Ma P C, Tretiakova M S, Nallasura V, Jagadeeswaran R, Husain A N, Salgia R
Division of Hematology/Oncology, Department of Medicine, University Hospitals of Case Medical Center and Ireland Cancer Center, Case Western Reserve University, Case Comprehensive Cancer Center, Cleveland, OH 44106, USA.
Br J Cancer. 2007 Aug 6;97(3):368-77. doi: 10.1038/sj.bjc.6603884. Epub 2007 Jul 31.
The c-MET receptor can be overexpressed, amplified, or mutated in solid tumours including small cell lung cancer (SCLC). In c-MET-overexpressing SCLC cell line NCI-H69, hepatocyte growth factor (HGF) dramatically induced c-MET phosphorylation at phosphoepitopes pY1230/1234/1235 (catalytic tyrosine kinase), pY1003 (juxtamembrane), and also of paxillin at pY31 (CRKL-binding site).
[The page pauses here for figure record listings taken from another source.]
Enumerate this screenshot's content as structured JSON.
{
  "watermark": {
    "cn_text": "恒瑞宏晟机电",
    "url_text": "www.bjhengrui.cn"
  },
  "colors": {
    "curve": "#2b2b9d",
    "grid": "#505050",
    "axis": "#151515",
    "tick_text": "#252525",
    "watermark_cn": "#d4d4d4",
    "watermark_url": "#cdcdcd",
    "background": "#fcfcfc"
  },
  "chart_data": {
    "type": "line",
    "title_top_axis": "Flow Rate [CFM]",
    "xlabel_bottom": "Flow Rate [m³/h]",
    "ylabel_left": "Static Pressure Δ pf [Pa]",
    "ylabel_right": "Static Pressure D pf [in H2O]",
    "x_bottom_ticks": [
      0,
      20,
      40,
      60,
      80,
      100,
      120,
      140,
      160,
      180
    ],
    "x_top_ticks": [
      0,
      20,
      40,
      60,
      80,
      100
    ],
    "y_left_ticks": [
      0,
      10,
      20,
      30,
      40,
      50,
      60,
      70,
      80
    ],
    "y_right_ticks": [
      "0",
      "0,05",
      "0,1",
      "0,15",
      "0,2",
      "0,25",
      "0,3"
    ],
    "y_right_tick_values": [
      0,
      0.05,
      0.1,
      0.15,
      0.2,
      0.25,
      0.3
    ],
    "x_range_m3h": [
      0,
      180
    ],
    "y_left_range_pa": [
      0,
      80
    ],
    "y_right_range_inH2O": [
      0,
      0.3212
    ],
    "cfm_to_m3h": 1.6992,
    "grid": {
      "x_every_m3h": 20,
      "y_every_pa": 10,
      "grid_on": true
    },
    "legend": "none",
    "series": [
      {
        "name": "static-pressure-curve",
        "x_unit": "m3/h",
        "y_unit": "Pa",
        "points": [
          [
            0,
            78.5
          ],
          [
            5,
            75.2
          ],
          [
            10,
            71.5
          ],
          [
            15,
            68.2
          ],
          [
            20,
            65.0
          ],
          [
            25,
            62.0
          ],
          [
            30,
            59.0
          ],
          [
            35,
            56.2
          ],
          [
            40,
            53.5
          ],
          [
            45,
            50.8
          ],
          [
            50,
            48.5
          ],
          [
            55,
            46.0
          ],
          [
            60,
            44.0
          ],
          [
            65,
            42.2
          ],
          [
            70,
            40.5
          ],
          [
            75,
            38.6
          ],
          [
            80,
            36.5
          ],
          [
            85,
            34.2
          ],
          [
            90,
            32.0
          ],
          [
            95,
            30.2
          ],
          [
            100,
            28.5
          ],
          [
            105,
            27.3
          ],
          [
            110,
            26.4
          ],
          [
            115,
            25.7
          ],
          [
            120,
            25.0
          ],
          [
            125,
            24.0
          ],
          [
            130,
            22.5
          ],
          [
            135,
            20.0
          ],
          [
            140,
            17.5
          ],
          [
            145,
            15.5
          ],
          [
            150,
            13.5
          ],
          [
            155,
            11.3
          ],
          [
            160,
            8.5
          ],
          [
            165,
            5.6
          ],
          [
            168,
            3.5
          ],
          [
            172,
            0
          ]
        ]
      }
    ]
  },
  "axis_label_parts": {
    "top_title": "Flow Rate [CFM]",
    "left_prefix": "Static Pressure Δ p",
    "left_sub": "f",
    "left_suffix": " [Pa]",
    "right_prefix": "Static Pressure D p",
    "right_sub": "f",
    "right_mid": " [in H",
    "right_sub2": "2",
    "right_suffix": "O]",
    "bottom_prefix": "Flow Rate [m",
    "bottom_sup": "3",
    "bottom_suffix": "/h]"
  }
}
We utilised a global proteomics phosphoantibody array approach to identify further c-MET/HGF signal transduction intermediates in SCLC. Strong HGF induction of specific phosphorylation sites in phosphoproteins involved in c-MET/HGF signal transduction was detected, namely adducin-alpha [S724], adducin-gamma [S662], CREB [S133], ERK1 [T185/Y187], ERK1/2 [T202/Y204], ERK2 [T185/Y187], MAPKK (MEK) 1/2 [S221/S225], MAPKK (MEK) 3/6 [S189/S207], RB [S612], RB1 [S780], JNK [T183/Y185], STAT3 [S727], focal adhesion kinase (FAK) [Y576/S722/S910], p38alpha-MAPK [T180/Y182], and AKT1[S473] and [T308]. Conversely, inhibition of phosphorylation by HGF in protein kinase C (PKC), protein kinase R (PKR), and also CDK1 was identified. Phosphoantibody-based immunohistochemical analysis of SCLC tumour tissue and microarray established the role of c-MET in SCLC biology. This supports a role of c-MET activation in tumour invasive front in the tumour progression and invasion involving FAK and AKT downstream. The c-MET serves as an attractive therapeutic target in SCLC, as shown through small interfering RNA (siRNA) and selective prototype c-MET inhibitor SU11274, inhibiting the phosphorylation of c-MET itself and its downstream molecules such as AKT, S6 kinase, and ERK1/2. Investigation of mechanisms of invasion and, ultimately, metastasis in SCLC would be very useful with these signal transduction molecules.
c-MET受体在包括小细胞肺癌(SCLC)在内的实体瘤中可能会过度表达、扩增或发生突变。在c-MET过表达的SCLC细胞系NCI-H69中,肝细胞生长因子(HGF)显著诱导c-MET在磷酸表位pY1230/1234/1235(催化性酪氨酸激酶)、pY1003(近膜区)以及桩蛋白在pY31(CRKL结合位点)处发生磷酸化。我们利用一种全局蛋白质组学磷酸抗体阵列方法来鉴定SCLC中更多的c-MET/HGF信号转导中间体。检测到HGF对参与c-MET/HGF信号转导的磷蛋白中特定磷酸化位点有强烈诱导作用,即内收蛋白-α [S724]、内收蛋白-γ [S662]、CREB [S133]、ERK1 [T185/Y187]、ERK1/2 [T202/Y204]、ERK2 [T185/Y187]、丝裂原活化蛋白激酶激酶(MEK)1/2 [S221/S225]、MEK 3/6 [S189/S207]、RB [S612]、RB1 [S780]、JNK [T183/Y185]、信号转导子和转录激活子3(STAT3)[S727]、粘着斑激酶(FAK)[Y576/S722/S910]、p38α-丝裂原活化蛋白激酶 [T180/Y182]以及AKT1 [S473]和[T308]。相反,还鉴定出HGF对蛋白激酶C(PKC)、蛋白激酶R(PKR)以及细胞周期蛋白依赖性激酶1(CDK1)的磷酸化有抑制作用。基于磷酸抗体的SCLC肿瘤组织免疫组织化学分析和微阵列确定了c-MET在SCLC生物学中的作用。这支持了c-MET激活在肿瘤进展和侵袭中肿瘤侵袭前沿的作用,涉及下游的FAK和AKT。如通过小干扰RNA(siRNA)和选择性原型c-MET抑制剂SU11274所示,c-MET在SCLC中是一个有吸引力的治疗靶点,其抑制c-MET自身及其下游分子如AKT、S6激酶和ERK1/2的磷酸化。利用这些信号转导分子来研究SCLC的侵袭机制以及最终的转移机制将非常有用。